Desa ini dikenal dengan Gunung Api Purba Nglanggeran dan menjadi salah satu destinasi wisata unggulan di Yogyakarta. Melalui pengelolaan yang baik, masyarakat Desa Nglanggeran berhasil membangun homestay, restoran, dan pusat oleh-oleh, yang menjadi sumber pendapatan baru bagi penduduk lokal.
Desa Nglanggeran juga dikategorikan sebagai desa devisa. Pasalnya, daerah tersebut memiliki komoditas unggulan untuk diekspor, yaitu kakao yang merupakan bahan dasar cokelat. Karenanya, Desa Nglanggeran juga kerap disebut sebagai Desa Kakao.
Keberhasilan Desa Nglanggeran dalam mengembangkan pariwisata berbasis komunitas juga telah mendapat pengakuan internasional, dengan beberapa penghargaan di bidang pariwisata salah satunya dari United Nations World Trade Organization (UNWTO) sebagai desa terbaik sedunia.
Pembentukan desa wisata ini melalui proses yang cukup panjang yaitu saat tahun 1999 masih terlilit kemiskinan menjadi sebuah desa mandiri di tahun 2014.
Cikal bakal berdirinya desa wisata ini bermula dari kegiatan Karang Taruna Bukit Putra Mandiri pada tahun 1999 yang melakukan upaya konservasi dan kemudian dikenal luas sehingga mulai merintis kegiatan pariwisata konservasi.
Pengelolaan dengan modal swadaya itu mendapat izin dari kepala desa yang kemudian pada tahun 2007 diubah menjadi badan pengelolaan desa wisata. Pengelolaan kemudian dilakukan oleh Pokdarwis sehingga mulai mendapat dana stimulan PNPM Mandiri pariwisata selama 3 tahun berturut-turut dari 2011 sampai 2013.

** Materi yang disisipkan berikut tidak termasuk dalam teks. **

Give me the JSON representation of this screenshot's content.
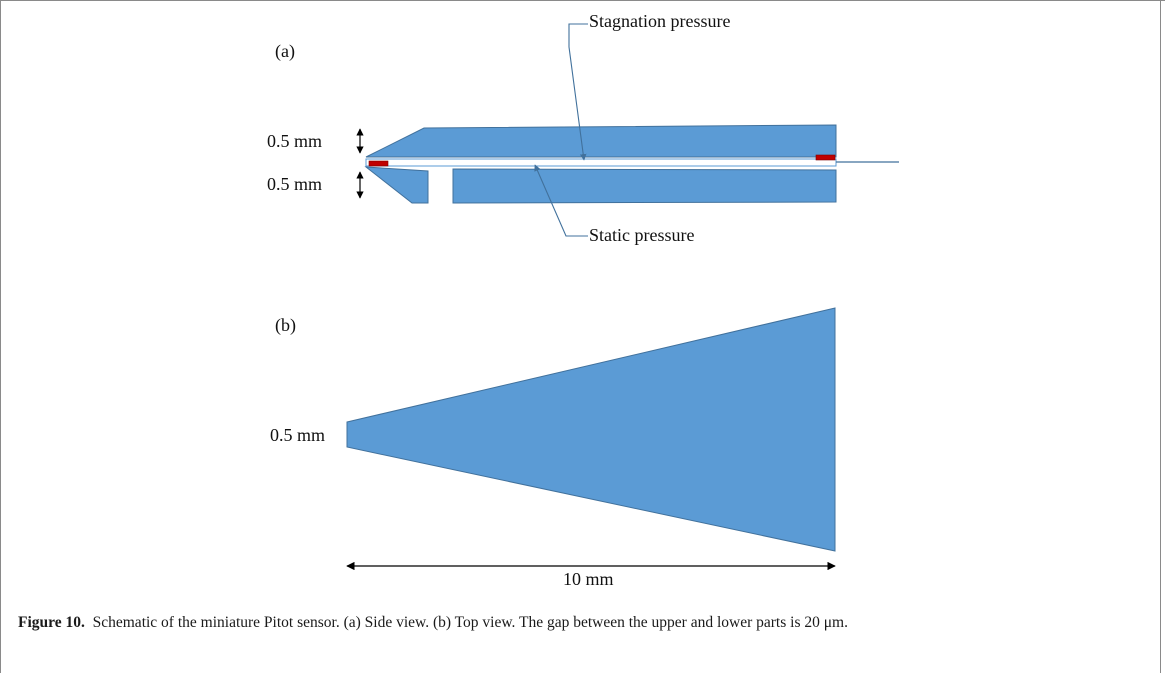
{
  "panel_a": {
    "label": "(a)",
    "upper_thickness": "0.5 mm",
    "lower_thickness": "0.5 mm",
    "stagnation_label": "Stagnation pressure",
    "static_label": "Static pressure"
  },
  "panel_b": {
    "label": "(b)",
    "tip_width": "0.5 mm",
    "length_label": "10 mm"
  },
  "caption": {
    "figure_label": "Figure 10.",
    "text": "Schematic of the miniature Pitot sensor. (a) Side view. (b) Top view. The gap between the upper and lower parts is 20 μm."
  },
  "colors": {
    "body_fill": "#5b9bd5",
    "body_stroke": "#41719c",
    "port_fill": "#c00000",
    "leader_line": "#41719c",
    "dimension_line": "#000000"
  }
}
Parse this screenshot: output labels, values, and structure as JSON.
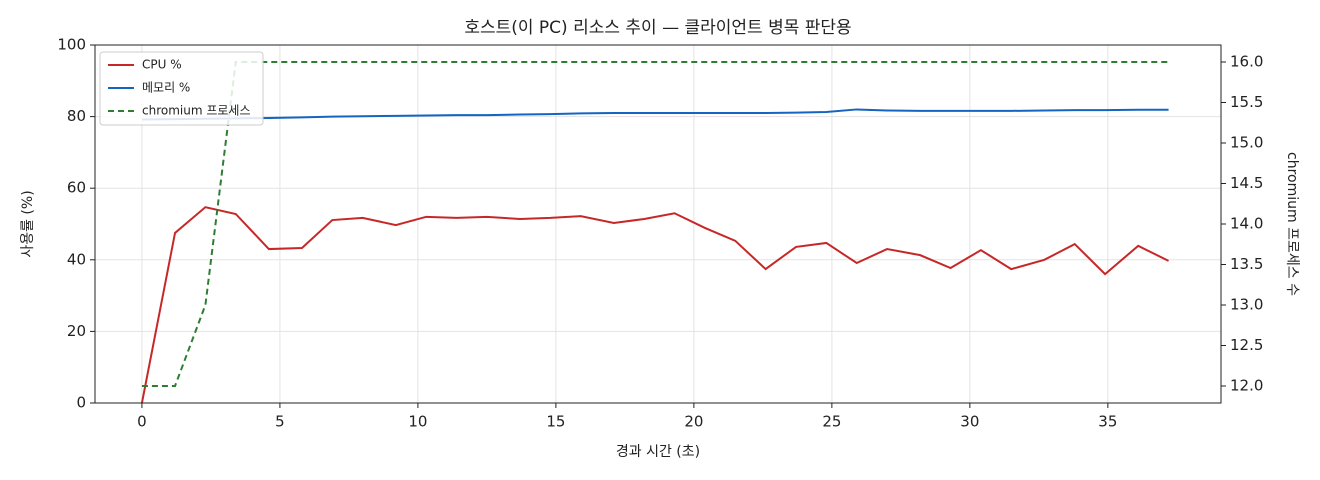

Desa ini mampu menjadi Desa Mandiri pada tahun 2014 dengan adanya peningkatan kesejahteraan masyarakat dan perubahan sosial masyarakat dari agraris ke arah jasa pariwisata.
Contoh lain adalah Desa Penglipuran di Bali, yang terkenal dengan kebersihannya dan tata ruang desa yang asri. Desa yang mendapatkan penghargaan dari UNESCO itu berhasil meraup pendapatan hingga Rp25,8 miliar dari tiket kunjungan pada 2023.
Desa ini menarik wisatawan lokal dan mancanegara, yang berdampak pada peningkatan ekonomi masyarakat melalui penjualan produk kerajinan tangan dan makanan tradisional Bali.
Dengan semakin besarnya perhatian pemerintah dan masyarakat terhadap desa wisata, masa depan desa wisata di Indonesia tampak cerah. Pemerintah percaya desa wisata memiliki potensi yang luar biasa untuk memberdayakan masyarakat lokal dan mendukung ekonomi desa.
Melalui dukungan yang berkelanjutan dari pemerintah, BUMDes, dan partisipasi masyarakat lokal, desa wisata dapat berkembang sebagai sumber pendapatan yang berdampak pada peningkatan kualitas hidup masyarakat pedesaan.
Dengan segala potensinya, desa wisata diharapkan dapat menjadi pilar penting dalam pengembangan pariwisata berkelanjutan di Indonesia, mengukuhkan posisi Indonesia sebagai salah satu tujuan wisata dunia, sekaligus menjaga dan melestarikan keunikan budaya serta keindahan alamnya.